The company immediately gains the customers and sales of the acquired businesses, as well as its assets and market position. However, inorganic growth is a more risky strategy than organic growth because it involves taking over a new business, which may have a different culture and way of doing things. It can also be expensive – profitable businesses cannot be acquired cheaply.
The acquisition strategy of Bibby Line Group has enabled the business to diversify into new product and service areas. As an example, the Group's distribution business recently expanded its product and service range by taking over two companies – one in the returnable packaging market and the other providing logistics to the food manufacturing industry. Logistics involves all the processes required to move goods from a point of origin to an end point, such as from a factory to a retailer.

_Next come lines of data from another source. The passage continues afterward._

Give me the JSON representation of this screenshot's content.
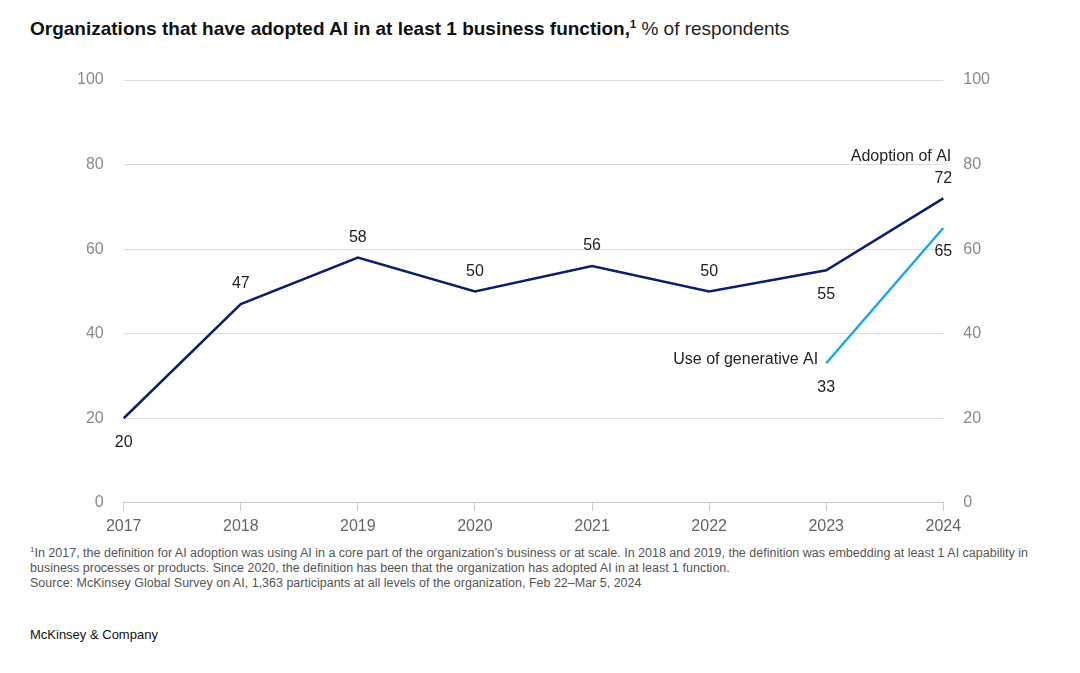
{
  "chart_data": {
    "type": "line",
    "title": "Organizations that have adopted AI in at least 1 business function,",
    "title_mark": "1",
    "subtitle": "% of respondents",
    "categories": [
      "2017",
      "2018",
      "2019",
      "2020",
      "2021",
      "2022",
      "2023",
      "2024"
    ],
    "series": [
      {
        "name": "Adoption of AI",
        "color": "#0b1f6b",
        "values": [
          20,
          47,
          58,
          50,
          56,
          50,
          55,
          72
        ]
      },
      {
        "name": "Use of generative AI",
        "color": "#1aa7ec",
        "values": [
          null,
          null,
          null,
          null,
          null,
          null,
          33,
          65
        ]
      }
    ],
    "ylim": [
      0,
      100
    ],
    "yticks": [
      0,
      20,
      40,
      60,
      80,
      100
    ],
    "y2lim": [
      0,
      100
    ],
    "y2ticks": [
      0,
      20,
      40,
      60,
      80,
      100
    ],
    "grid": true,
    "data_labels": true,
    "footnote_mark": "1",
    "footnote": "In 2017, the definition for AI adoption was using AI in a core part of the organization’s business or at scale. In 2018 and 2019, the definition was embedding at least 1 AI capability in business processes or products. Since 2020, the definition has been that the organization has adopted AI in at least 1 function.",
    "source": "Source: McKinsey Global Survey on AI, 1,363 participants at all levels of the organization, Feb 22–Mar 5, 2024",
    "brand": "McKinsey & Company"
  }
}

Another example of inorganic growth was Bibby Line Group's acquisition of Garic Ltd in 2008. Garic is a plant and equipment hiring company to the construction industry. This is a relatively young and dynamic company with lots of growth potential.
In 2007, Bibby Line Group entered the convenience retail industry when it acquired a 51% stake in Costcutter. It later took full control of the convenience store retailer in 2011. Bibby Line Group views the convenience retail sector as an excellent long-term prospect. It plans to support the Costcutter management team in continuing to put retailers at the heart of the business.

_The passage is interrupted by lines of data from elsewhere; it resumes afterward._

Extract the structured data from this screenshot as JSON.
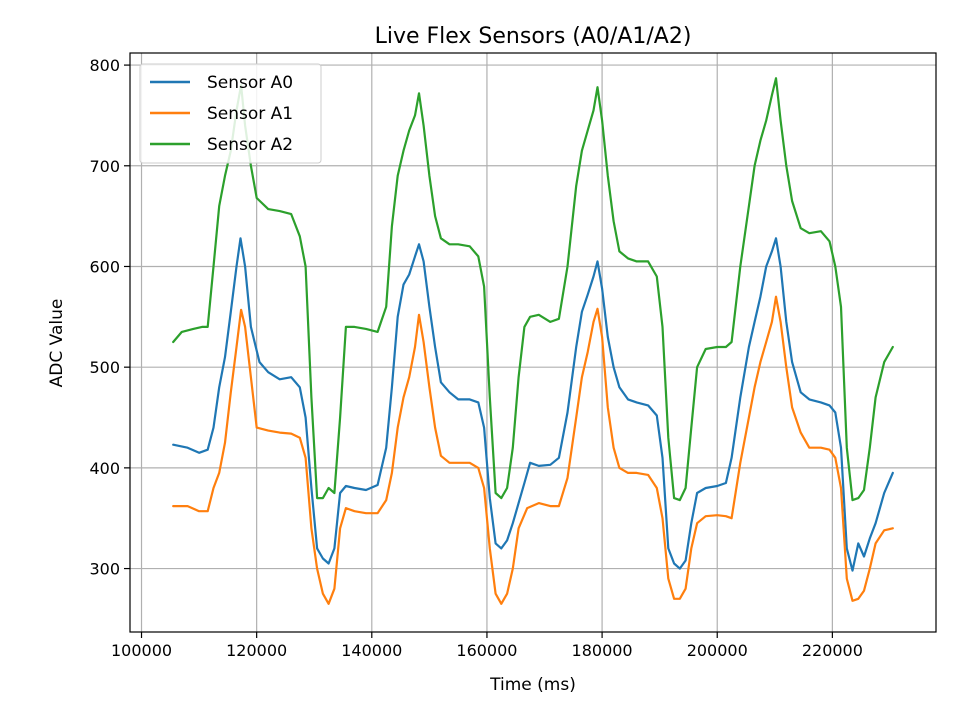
{
  "chart_data": {
    "type": "line",
    "title": "Live Flex Sensors (A0/A1/A2)",
    "xlabel": "Time (ms)",
    "ylabel": "ADC Value",
    "xlim": [
      98000,
      238000
    ],
    "ylim": [
      237,
      812
    ],
    "xticks": [
      100000,
      120000,
      140000,
      160000,
      180000,
      200000,
      220000
    ],
    "yticks": [
      300,
      400,
      500,
      600,
      700,
      800
    ],
    "grid": true,
    "legend_position": "top-left",
    "series": [
      {
        "name": "Sensor A0",
        "color": "#1f77b4",
        "points": [
          [
            105500,
            423
          ],
          [
            108000,
            420
          ],
          [
            110000,
            415
          ],
          [
            111500,
            418
          ],
          [
            112500,
            440
          ],
          [
            113500,
            480
          ],
          [
            114500,
            510
          ],
          [
            115500,
            555
          ],
          [
            116500,
            600
          ],
          [
            117200,
            628
          ],
          [
            118000,
            600
          ],
          [
            119000,
            540
          ],
          [
            120500,
            505
          ],
          [
            122000,
            495
          ],
          [
            124000,
            488
          ],
          [
            126000,
            490
          ],
          [
            127500,
            480
          ],
          [
            128500,
            450
          ],
          [
            129500,
            380
          ],
          [
            130500,
            320
          ],
          [
            131500,
            310
          ],
          [
            132500,
            305
          ],
          [
            133500,
            320
          ],
          [
            134500,
            375
          ],
          [
            135500,
            382
          ],
          [
            137000,
            380
          ],
          [
            139000,
            378
          ],
          [
            141000,
            383
          ],
          [
            142500,
            420
          ],
          [
            143500,
            480
          ],
          [
            144500,
            550
          ],
          [
            145500,
            582
          ],
          [
            146500,
            592
          ],
          [
            147500,
            610
          ],
          [
            148200,
            622
          ],
          [
            149000,
            605
          ],
          [
            150000,
            560
          ],
          [
            151000,
            520
          ],
          [
            152000,
            485
          ],
          [
            153500,
            475
          ],
          [
            155000,
            468
          ],
          [
            157000,
            468
          ],
          [
            158500,
            465
          ],
          [
            159500,
            440
          ],
          [
            160500,
            370
          ],
          [
            161500,
            325
          ],
          [
            162500,
            320
          ],
          [
            163500,
            328
          ],
          [
            164500,
            345
          ],
          [
            165500,
            365
          ],
          [
            166500,
            385
          ],
          [
            167500,
            405
          ],
          [
            169000,
            402
          ],
          [
            171000,
            403
          ],
          [
            172500,
            410
          ],
          [
            174000,
            455
          ],
          [
            175500,
            520
          ],
          [
            176500,
            555
          ],
          [
            177500,
            572
          ],
          [
            178500,
            590
          ],
          [
            179200,
            605
          ],
          [
            180000,
            578
          ],
          [
            181000,
            530
          ],
          [
            182000,
            500
          ],
          [
            183000,
            480
          ],
          [
            184500,
            468
          ],
          [
            186000,
            465
          ],
          [
            188000,
            462
          ],
          [
            189500,
            452
          ],
          [
            190500,
            410
          ],
          [
            191500,
            320
          ],
          [
            192500,
            305
          ],
          [
            193500,
            300
          ],
          [
            194500,
            308
          ],
          [
            195500,
            345
          ],
          [
            196500,
            375
          ],
          [
            198000,
            380
          ],
          [
            200000,
            382
          ],
          [
            201500,
            385
          ],
          [
            202500,
            410
          ],
          [
            204000,
            470
          ],
          [
            205500,
            520
          ],
          [
            206500,
            545
          ],
          [
            207500,
            570
          ],
          [
            208500,
            600
          ],
          [
            209500,
            615
          ],
          [
            210200,
            628
          ],
          [
            211000,
            600
          ],
          [
            212000,
            545
          ],
          [
            213000,
            505
          ],
          [
            214500,
            475
          ],
          [
            216000,
            468
          ],
          [
            218000,
            465
          ],
          [
            219500,
            462
          ],
          [
            220500,
            455
          ],
          [
            221500,
            420
          ],
          [
            222500,
            320
          ],
          [
            223500,
            298
          ],
          [
            224500,
            325
          ],
          [
            225500,
            312
          ],
          [
            226500,
            330
          ],
          [
            227500,
            345
          ],
          [
            229000,
            375
          ],
          [
            230500,
            395
          ]
        ]
      },
      {
        "name": "Sensor A1",
        "color": "#ff7f0e",
        "points": [
          [
            105500,
            362
          ],
          [
            108000,
            362
          ],
          [
            110000,
            357
          ],
          [
            111500,
            357
          ],
          [
            112500,
            380
          ],
          [
            113500,
            395
          ],
          [
            114500,
            425
          ],
          [
            115500,
            475
          ],
          [
            116500,
            520
          ],
          [
            117300,
            557
          ],
          [
            118000,
            540
          ],
          [
            119000,
            490
          ],
          [
            120000,
            440
          ],
          [
            122000,
            437
          ],
          [
            124000,
            435
          ],
          [
            126000,
            434
          ],
          [
            127500,
            430
          ],
          [
            128500,
            410
          ],
          [
            129500,
            340
          ],
          [
            130500,
            300
          ],
          [
            131500,
            275
          ],
          [
            132500,
            265
          ],
          [
            133500,
            280
          ],
          [
            134500,
            340
          ],
          [
            135500,
            360
          ],
          [
            137000,
            357
          ],
          [
            139000,
            355
          ],
          [
            141000,
            355
          ],
          [
            142500,
            368
          ],
          [
            143500,
            395
          ],
          [
            144500,
            440
          ],
          [
            145500,
            470
          ],
          [
            146500,
            490
          ],
          [
            147500,
            520
          ],
          [
            148200,
            552
          ],
          [
            149000,
            525
          ],
          [
            150000,
            480
          ],
          [
            151000,
            440
          ],
          [
            152000,
            412
          ],
          [
            153500,
            405
          ],
          [
            155000,
            405
          ],
          [
            157000,
            405
          ],
          [
            158500,
            400
          ],
          [
            159500,
            380
          ],
          [
            160500,
            320
          ],
          [
            161500,
            275
          ],
          [
            162500,
            265
          ],
          [
            163500,
            275
          ],
          [
            164500,
            300
          ],
          [
            165500,
            340
          ],
          [
            167000,
            360
          ],
          [
            169000,
            365
          ],
          [
            171000,
            362
          ],
          [
            172500,
            362
          ],
          [
            174000,
            390
          ],
          [
            175500,
            450
          ],
          [
            176500,
            490
          ],
          [
            177500,
            515
          ],
          [
            178500,
            545
          ],
          [
            179200,
            558
          ],
          [
            180000,
            530
          ],
          [
            181000,
            460
          ],
          [
            182000,
            420
          ],
          [
            183000,
            400
          ],
          [
            184500,
            395
          ],
          [
            186000,
            395
          ],
          [
            188000,
            393
          ],
          [
            189500,
            380
          ],
          [
            190500,
            350
          ],
          [
            191500,
            290
          ],
          [
            192500,
            270
          ],
          [
            193500,
            270
          ],
          [
            194500,
            280
          ],
          [
            195500,
            320
          ],
          [
            196500,
            345
          ],
          [
            198000,
            352
          ],
          [
            200000,
            353
          ],
          [
            201500,
            352
          ],
          [
            202500,
            350
          ],
          [
            204000,
            405
          ],
          [
            205500,
            450
          ],
          [
            206500,
            480
          ],
          [
            207500,
            505
          ],
          [
            208500,
            525
          ],
          [
            209500,
            545
          ],
          [
            210200,
            570
          ],
          [
            211000,
            545
          ],
          [
            212000,
            500
          ],
          [
            213000,
            460
          ],
          [
            214500,
            435
          ],
          [
            216000,
            420
          ],
          [
            218000,
            420
          ],
          [
            219500,
            418
          ],
          [
            220500,
            410
          ],
          [
            221500,
            380
          ],
          [
            222500,
            290
          ],
          [
            223500,
            268
          ],
          [
            224500,
            270
          ],
          [
            225500,
            278
          ],
          [
            226500,
            300
          ],
          [
            227500,
            325
          ],
          [
            229000,
            338
          ],
          [
            230500,
            340
          ]
        ]
      },
      {
        "name": "Sensor A2",
        "color": "#2ca02c",
        "points": [
          [
            105500,
            525
          ],
          [
            107000,
            535
          ],
          [
            109000,
            538
          ],
          [
            110500,
            540
          ],
          [
            111500,
            540
          ],
          [
            112500,
            600
          ],
          [
            113500,
            660
          ],
          [
            114500,
            690
          ],
          [
            115500,
            715
          ],
          [
            116500,
            755
          ],
          [
            117300,
            780
          ],
          [
            118000,
            740
          ],
          [
            119000,
            700
          ],
          [
            120000,
            668
          ],
          [
            122000,
            657
          ],
          [
            124000,
            655
          ],
          [
            126000,
            652
          ],
          [
            127500,
            630
          ],
          [
            128500,
            600
          ],
          [
            129500,
            470
          ],
          [
            130500,
            370
          ],
          [
            131500,
            370
          ],
          [
            132500,
            380
          ],
          [
            133500,
            375
          ],
          [
            134500,
            450
          ],
          [
            135500,
            540
          ],
          [
            137000,
            540
          ],
          [
            139000,
            538
          ],
          [
            141000,
            535
          ],
          [
            142500,
            560
          ],
          [
            143500,
            640
          ],
          [
            144500,
            690
          ],
          [
            145500,
            715
          ],
          [
            146500,
            735
          ],
          [
            147500,
            750
          ],
          [
            148200,
            772
          ],
          [
            149000,
            740
          ],
          [
            150000,
            690
          ],
          [
            151000,
            650
          ],
          [
            152000,
            628
          ],
          [
            153500,
            622
          ],
          [
            155000,
            622
          ],
          [
            157000,
            620
          ],
          [
            158500,
            610
          ],
          [
            159500,
            580
          ],
          [
            160500,
            470
          ],
          [
            161500,
            375
          ],
          [
            162500,
            370
          ],
          [
            163500,
            380
          ],
          [
            164500,
            420
          ],
          [
            165500,
            490
          ],
          [
            166500,
            540
          ],
          [
            167500,
            550
          ],
          [
            169000,
            552
          ],
          [
            171000,
            545
          ],
          [
            172500,
            548
          ],
          [
            174000,
            600
          ],
          [
            175500,
            680
          ],
          [
            176500,
            715
          ],
          [
            177500,
            735
          ],
          [
            178500,
            755
          ],
          [
            179200,
            778
          ],
          [
            180000,
            745
          ],
          [
            181000,
            690
          ],
          [
            182000,
            645
          ],
          [
            183000,
            615
          ],
          [
            184500,
            608
          ],
          [
            186000,
            605
          ],
          [
            188000,
            605
          ],
          [
            189500,
            590
          ],
          [
            190500,
            540
          ],
          [
            191500,
            430
          ],
          [
            192500,
            370
          ],
          [
            193500,
            368
          ],
          [
            194500,
            380
          ],
          [
            195500,
            440
          ],
          [
            196500,
            500
          ],
          [
            198000,
            518
          ],
          [
            200000,
            520
          ],
          [
            201500,
            520
          ],
          [
            202500,
            525
          ],
          [
            204000,
            600
          ],
          [
            205500,
            660
          ],
          [
            206500,
            700
          ],
          [
            207500,
            725
          ],
          [
            208500,
            745
          ],
          [
            209500,
            770
          ],
          [
            210200,
            787
          ],
          [
            211000,
            745
          ],
          [
            212000,
            700
          ],
          [
            213000,
            665
          ],
          [
            214500,
            638
          ],
          [
            216000,
            633
          ],
          [
            218000,
            635
          ],
          [
            219500,
            625
          ],
          [
            220500,
            600
          ],
          [
            221500,
            560
          ],
          [
            222500,
            420
          ],
          [
            223500,
            368
          ],
          [
            224500,
            370
          ],
          [
            225500,
            378
          ],
          [
            226500,
            420
          ],
          [
            227500,
            470
          ],
          [
            229000,
            505
          ],
          [
            230500,
            520
          ]
        ]
      }
    ]
  }
}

The strategy of diversification has enabled Bibby Line Group to move into industries with strong growth prospects. For example, in 1982 the company moved into the rapidly growing financial services market. There were real opportunities in this market. Today, Bibby Financial Services is the UK's largest independent (i.e. non-bank) debt factorer. This business provides finance to companies to help with cash flow. It offers a service to companies that conduct a substantial number of transactions on a credit basis. Bibby Financial Services provides finance to these companies against unpaid sales invoices. The company can use this finance to buy in more products to sell. Bibby Financial Services now factors over £6 billion of debt in 14 countries. Since the business was set up by the Group it has grown organically, expanding into Hong Kong, Sweden and New Zealand in 2011, and inorganically by acquiring businesses in the UK and Europe. More recently it has created new financial products in Australia and Poland.